The EU is seeking to balance the desire to punish the Iranian regime for its atomic-energy program, which western governments say aims to build nuclear weapons, against concerns about the economic impact that the oil embargo would have amid slowing growth.
To address a U.K. request for more study of the impact that the tighter loophole for third-party liability insurance and environmental-liability insurance will have on global oil prices, the ministers agreed to review the exemption before a meeting in May.
Europe has joined the U.S. in strengthening sanctions against Iran in a bid to persuade Tehran to discuss all aspects of the Islamic nation’s nuclear program and open it further to United Nations inspectors. The Iranian regime says its atomic activities are for civilian purposes including electricity production.

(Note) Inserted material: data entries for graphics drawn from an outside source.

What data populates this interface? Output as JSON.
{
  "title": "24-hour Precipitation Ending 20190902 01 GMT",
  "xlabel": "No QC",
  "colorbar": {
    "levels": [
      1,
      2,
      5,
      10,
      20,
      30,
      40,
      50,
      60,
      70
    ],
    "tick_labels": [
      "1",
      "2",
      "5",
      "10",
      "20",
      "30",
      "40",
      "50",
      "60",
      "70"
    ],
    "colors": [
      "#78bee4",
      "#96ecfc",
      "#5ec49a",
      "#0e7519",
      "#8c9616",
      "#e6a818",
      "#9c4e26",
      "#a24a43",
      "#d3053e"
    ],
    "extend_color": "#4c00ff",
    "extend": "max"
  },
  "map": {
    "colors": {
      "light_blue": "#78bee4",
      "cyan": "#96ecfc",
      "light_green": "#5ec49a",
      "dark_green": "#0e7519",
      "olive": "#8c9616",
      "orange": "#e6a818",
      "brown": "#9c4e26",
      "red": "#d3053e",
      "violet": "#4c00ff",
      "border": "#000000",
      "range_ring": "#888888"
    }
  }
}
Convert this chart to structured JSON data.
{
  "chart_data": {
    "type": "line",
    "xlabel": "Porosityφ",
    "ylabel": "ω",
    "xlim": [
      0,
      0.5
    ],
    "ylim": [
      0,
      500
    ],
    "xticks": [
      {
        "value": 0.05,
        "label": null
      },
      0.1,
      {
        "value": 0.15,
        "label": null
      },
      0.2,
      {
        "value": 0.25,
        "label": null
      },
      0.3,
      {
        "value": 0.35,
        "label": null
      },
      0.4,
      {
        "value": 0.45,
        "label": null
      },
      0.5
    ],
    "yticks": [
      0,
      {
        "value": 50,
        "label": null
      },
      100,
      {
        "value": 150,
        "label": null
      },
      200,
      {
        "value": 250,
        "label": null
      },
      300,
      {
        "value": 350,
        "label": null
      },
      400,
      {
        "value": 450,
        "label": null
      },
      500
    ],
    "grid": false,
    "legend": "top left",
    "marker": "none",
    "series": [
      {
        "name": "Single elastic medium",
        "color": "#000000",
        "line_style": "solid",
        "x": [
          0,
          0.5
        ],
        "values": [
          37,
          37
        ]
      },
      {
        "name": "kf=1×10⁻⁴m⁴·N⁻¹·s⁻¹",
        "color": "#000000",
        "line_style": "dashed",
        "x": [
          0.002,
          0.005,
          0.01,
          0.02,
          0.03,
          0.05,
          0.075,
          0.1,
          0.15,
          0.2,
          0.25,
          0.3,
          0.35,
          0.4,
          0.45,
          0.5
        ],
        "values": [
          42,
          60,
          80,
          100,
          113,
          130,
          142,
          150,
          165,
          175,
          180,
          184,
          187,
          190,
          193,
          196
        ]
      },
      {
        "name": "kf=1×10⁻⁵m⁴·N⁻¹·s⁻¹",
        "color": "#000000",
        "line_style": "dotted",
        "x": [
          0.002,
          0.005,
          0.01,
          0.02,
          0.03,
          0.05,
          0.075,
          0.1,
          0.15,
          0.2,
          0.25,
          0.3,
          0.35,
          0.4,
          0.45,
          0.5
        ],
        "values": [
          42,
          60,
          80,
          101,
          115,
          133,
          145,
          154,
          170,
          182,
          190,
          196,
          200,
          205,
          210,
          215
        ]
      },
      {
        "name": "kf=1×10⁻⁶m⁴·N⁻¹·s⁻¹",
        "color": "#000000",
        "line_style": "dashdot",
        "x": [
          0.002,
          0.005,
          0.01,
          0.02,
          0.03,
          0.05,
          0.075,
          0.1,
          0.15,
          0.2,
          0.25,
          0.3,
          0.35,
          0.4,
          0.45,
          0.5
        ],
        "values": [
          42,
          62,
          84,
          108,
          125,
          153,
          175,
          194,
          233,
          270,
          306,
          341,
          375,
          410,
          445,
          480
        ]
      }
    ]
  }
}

The EU on Jan. 23 banned oil imports from Iran while allowing existing contracts, as well as insurance related to them, to continue until July 1. Under that decision, the sanctions would affect insurance for 95 percent of the world’s tankers that are covered by the London-based International Group of P&I Clubs, according to insurers and ship owners.
Detailed Rules
Initial drafts of the EU’s more detailed rules for enacting the trade penalties emerged in February, when the bloc’s regulators proposed exempting insurance against the risk of tanker collisions and spills from the restrictions.
Today’s decision to permit third-party liability insurance and environmental-liability insurance until July 1 will allow tankers owned outside the EU to continue for three more months to carry Iranian oil even if they are insured in Europe. Frontline Ltd., Overseas Shipholding Group Inc. and owners of at least 100 supertankers said last month they would no longer call at Iranian ports because of the insurance ban.
The International Group has pressed the EU to grant an exemption for insurance against crashes and pollution, Andrew Bardot, the organization’s secretary and executive officer, said last week.